3. Be as proactive in your community as possible. If you can, develop a T-shirt that’s available online or curbside with 100% of the proceeds going to support your furloughed taproom staff or a local community cause. Work with your distributors in other communities outside your own to be supportive there as well. Be part of the community, even if you’re not local—keep your face seen in a positive way.
1. Evaluate finances. What can you afford to do, and what can you afford not to do, have or upgrade?
2. Branding. What can you improve upon from a brand perspective—as in, how to reach the consumer and engage with them? Get them to stop scrolling, and “like” (buy) your brand. I think virtual happy hours will be a popular thing moving forward for friends and families apart.
3. Distribution. Improve your relationship with the distributor network. This also means having adequate sales-brand representation to work with your distribution network to secure those placements.
1. Center yourself and get extra clear on your definition of success.
2. Develop a rock-solid strategic plan and financial model.
3. Get your team informed and aligned, from front-line workers to investors. Prepare them mentally and emotionally for what’s at hand. Ensure that you have the right warriors, and that you have the leadership and wisdom to see them through.
BM: In what ways can producers work within their communities and develop new marketing strategies to rebuild their businesses?
JH: As mentioned above, team up with distributors, businesses that supported your brand well, and charities and causes that are positively helping communities during this pandemic.
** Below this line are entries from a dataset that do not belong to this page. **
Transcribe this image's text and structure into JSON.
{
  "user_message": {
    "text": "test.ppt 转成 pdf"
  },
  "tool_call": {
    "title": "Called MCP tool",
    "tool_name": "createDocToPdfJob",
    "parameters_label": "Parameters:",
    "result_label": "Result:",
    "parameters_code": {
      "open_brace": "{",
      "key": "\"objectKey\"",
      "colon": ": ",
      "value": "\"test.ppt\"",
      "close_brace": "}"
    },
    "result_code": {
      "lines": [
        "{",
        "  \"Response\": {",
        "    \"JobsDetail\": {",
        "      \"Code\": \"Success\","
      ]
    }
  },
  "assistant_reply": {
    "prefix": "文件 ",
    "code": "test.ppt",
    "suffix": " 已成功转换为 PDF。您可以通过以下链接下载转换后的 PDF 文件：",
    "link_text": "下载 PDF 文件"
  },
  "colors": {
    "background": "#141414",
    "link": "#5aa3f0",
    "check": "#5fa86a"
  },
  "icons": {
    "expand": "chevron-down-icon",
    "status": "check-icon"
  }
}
RL: Thank the community for the support during this crisis. If you have a loyalty program, use an email marketing platform to send a direct thank you letter to the zip codes where members reside. Make it a bounce back: “Thanks for the support, bring this letter in for a ½ off item,” or a similar promotion.
SS: Every business is in this together, and every business is going to need help. Distilleries and other craft producers have always been important members of communities, from supporting other local businesses such as farms and utility companies; to offering dependable and well-paid jobs from production to sales to executives; and of course, providing extensive tax revenue for their municipalities and states.
Distillers switched gears during world wars, and are doing so now during the pandemic. This is an amazing time to be a leading light in the community and an essential economic engine in a town’s rebirth. We often say “support local.” This is a two-way street and right now, distillers can lead.
BM: Finally, “no revenue” is an obvious answer to the question, “Should I close?” But in the current over-expanded market, what other answers might a producer consider?
JH: SKU reduction. If you have a brand that’s working and some that are lagging, but they’re being produced to fill out the portfolio to make your brand more attractive to distributors, grocery, C-store sets or franchise restaurant chain mandates—cut them! Focus on what’s working and do it well.
RL: Be humble. It’s more admirable to ask for help than to never build a new door to walk through. Also consider:
1. What’s your quality of life? Health, stress levels, missing kids’ activities because you must run the business and so on. This pandemic has brought families together. More meals in groups, board game conversation and outdoor life vs. a face in a phone all the time.
2. Are you staying true to the mantra, integrity and goal of why you opened the business? Some people will say no—they’re just trying to keep up.
SS: This pandemic will hopefully be the toughest business challenge you’ll ever face in your lifetime. As such, it presents an excellent opportunity to confirm your commitment to your business:
1. Is it your life’s calling/purpose?
2. Do you have the energy and resources to start back from where you were in the early years?
3. What will your personal and financial well-being look like if it takes two years to get to where you were at the end of 2019?
If you have the fortitude and the wisdom, you can work through this. And the field will likely be even greener if you can make it through the next 730 days.